My 18-year-old granddaughter met me at O'Hare. I had just made a 20-hour trip from a year of health-related work in Rwanda, East Africa and was coming home to Oak Park.
The environment here seemed strange after living at the Byumba School of Nursing and Midwifery. No dirt roads, no cows next door to me, no guards to open the gate. My house there was part of the school compound; I walked about 50 feet to my office in the administration building and a walk of 10 minutes took me to the district hospital.
Most of the faculty and staff lived within walking distance of the school and hospital as they could rarely afford cars.
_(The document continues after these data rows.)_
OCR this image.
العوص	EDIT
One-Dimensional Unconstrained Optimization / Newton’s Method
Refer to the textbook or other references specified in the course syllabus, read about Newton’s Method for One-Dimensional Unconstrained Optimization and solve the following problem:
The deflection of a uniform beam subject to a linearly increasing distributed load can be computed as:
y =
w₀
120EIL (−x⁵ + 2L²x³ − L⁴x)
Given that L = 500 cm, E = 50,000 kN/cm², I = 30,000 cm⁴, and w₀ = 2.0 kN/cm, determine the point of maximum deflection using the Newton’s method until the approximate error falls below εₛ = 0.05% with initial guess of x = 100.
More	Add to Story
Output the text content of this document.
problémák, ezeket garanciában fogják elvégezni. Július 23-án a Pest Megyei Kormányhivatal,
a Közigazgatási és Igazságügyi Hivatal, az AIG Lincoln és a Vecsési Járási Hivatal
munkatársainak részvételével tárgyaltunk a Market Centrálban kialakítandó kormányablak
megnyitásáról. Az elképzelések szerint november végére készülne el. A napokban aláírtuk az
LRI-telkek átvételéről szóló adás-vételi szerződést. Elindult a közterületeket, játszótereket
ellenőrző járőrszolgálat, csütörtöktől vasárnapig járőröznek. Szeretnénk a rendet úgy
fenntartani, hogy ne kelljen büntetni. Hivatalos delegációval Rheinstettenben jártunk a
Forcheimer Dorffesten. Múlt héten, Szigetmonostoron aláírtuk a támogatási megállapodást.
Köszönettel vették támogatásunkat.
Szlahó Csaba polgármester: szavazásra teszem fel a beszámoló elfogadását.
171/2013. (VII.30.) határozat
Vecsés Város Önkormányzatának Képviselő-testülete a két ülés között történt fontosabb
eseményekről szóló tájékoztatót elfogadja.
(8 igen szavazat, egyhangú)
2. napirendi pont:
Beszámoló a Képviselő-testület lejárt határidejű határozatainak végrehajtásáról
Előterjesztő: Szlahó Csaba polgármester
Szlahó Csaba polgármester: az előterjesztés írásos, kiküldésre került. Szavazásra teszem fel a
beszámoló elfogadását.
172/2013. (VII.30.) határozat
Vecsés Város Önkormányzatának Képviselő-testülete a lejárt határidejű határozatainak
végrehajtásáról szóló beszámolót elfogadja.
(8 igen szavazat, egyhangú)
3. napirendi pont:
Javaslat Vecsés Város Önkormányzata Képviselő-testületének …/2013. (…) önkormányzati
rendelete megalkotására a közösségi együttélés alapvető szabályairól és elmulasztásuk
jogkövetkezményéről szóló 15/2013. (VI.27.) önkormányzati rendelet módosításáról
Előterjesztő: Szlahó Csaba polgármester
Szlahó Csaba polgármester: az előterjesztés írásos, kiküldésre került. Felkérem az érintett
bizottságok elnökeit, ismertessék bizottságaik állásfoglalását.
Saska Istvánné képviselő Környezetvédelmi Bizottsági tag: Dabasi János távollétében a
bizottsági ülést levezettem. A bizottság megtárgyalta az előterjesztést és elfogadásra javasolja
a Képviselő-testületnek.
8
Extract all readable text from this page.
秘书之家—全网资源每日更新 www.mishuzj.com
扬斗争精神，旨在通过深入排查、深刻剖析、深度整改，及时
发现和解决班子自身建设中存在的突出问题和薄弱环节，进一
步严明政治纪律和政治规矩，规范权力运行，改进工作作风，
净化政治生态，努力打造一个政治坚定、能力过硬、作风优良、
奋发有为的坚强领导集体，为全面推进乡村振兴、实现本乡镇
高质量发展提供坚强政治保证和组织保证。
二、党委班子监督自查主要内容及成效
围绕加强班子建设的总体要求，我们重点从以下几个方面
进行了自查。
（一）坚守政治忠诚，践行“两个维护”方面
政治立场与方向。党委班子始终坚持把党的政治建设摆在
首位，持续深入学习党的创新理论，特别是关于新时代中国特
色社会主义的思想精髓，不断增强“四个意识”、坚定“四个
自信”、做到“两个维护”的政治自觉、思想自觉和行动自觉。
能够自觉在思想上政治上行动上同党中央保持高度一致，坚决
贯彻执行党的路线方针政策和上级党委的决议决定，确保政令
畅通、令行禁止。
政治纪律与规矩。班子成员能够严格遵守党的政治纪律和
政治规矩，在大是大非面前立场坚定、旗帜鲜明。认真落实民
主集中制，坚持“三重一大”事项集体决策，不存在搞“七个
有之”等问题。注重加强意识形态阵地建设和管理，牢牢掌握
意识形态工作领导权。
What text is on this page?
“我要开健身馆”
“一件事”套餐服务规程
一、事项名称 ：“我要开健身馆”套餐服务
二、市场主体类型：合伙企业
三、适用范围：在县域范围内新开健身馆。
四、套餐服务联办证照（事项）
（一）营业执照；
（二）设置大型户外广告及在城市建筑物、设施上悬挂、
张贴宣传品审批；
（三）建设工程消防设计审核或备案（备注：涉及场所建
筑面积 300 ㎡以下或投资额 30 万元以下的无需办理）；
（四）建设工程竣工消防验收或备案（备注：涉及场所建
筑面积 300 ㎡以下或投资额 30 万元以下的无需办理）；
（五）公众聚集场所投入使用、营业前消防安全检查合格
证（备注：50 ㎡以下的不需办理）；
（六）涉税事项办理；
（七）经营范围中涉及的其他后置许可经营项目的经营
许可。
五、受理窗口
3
People in Byumba walked everywhere they needed to go — to church, to market, to school, to visit others. The roads were always filled with people walking. Living there was fairly simple.
My work in Rwanda was sponsored by a large grant from the Clinton Foundation. I was one of 70 nurses and doctors who flew from the U.S. to Rwanda in early August of 2012 to become the first wave of a seven-year project called Human Resources for Health, Rwanda. Our primary goal was to improve the five nursing and two medical schools in the country as a way to begin to improve overall health in Rwanda. I went to Byumba to advise the director of the nursing program and to provide education at the school and hospital.
Byumba is in the mountains in the north of Rwanda at a little over 7,000 feet above sea level. Rwanda sits partially on the equator but because of the high elevation, it is usually not hot. A most beautiful aspect of Byumba is the terracing on the mountains.
Rwandans primarily live by subsistence farming. They have learned terracing as a way to hold the soil. However, the terracing is an art form in itself. From the tops of the mountains to the valleys below are large terraced garden plots. They create beautiful patterns, depending on the direction in which the rows are planted and the types of crops planted. At times the plots are so vertical on the mountainsides that I did not see how the farmers stayed upright!
These were beautiful surroundings for my work there.
I spent the year working closely with the director of the school, Jerome Bushumbusho, holding classes for the faculty, and teaching students in the nursing school. I also went to the hospital to provide continuing education for the nursing staff. Sometimes the physicians would attend my classes as they had never had continuing education provided.
I am a changed person because of this experience. Though they do not have a lot of material possessions, the Rwandan people I met were lovely and giving. They taught me how to shake hands with everyone I met during the day as a sign of greeting and as a way to make physical contact. I felt completely safe there.
The U.S. now seems to me to be filled with too many cars and too much stuff. I know that is a common complaint of those who travel globally. It has caused me to re-think the way I'm setting up my home in Oak Park again. I plan to live much more simply, as I did in Byumba.
Now I just need to teach people here to shake hands with everyone they meet. And that means even the people you may not know or like very much. It is a gracious form of acknowledgement I learned in Rwanda.
My sojourn was made possible by the College of Nursing at the University of Illinois at Chicago, one of five U.S. nursing schools participating in Human Resources for Health, Rwanda.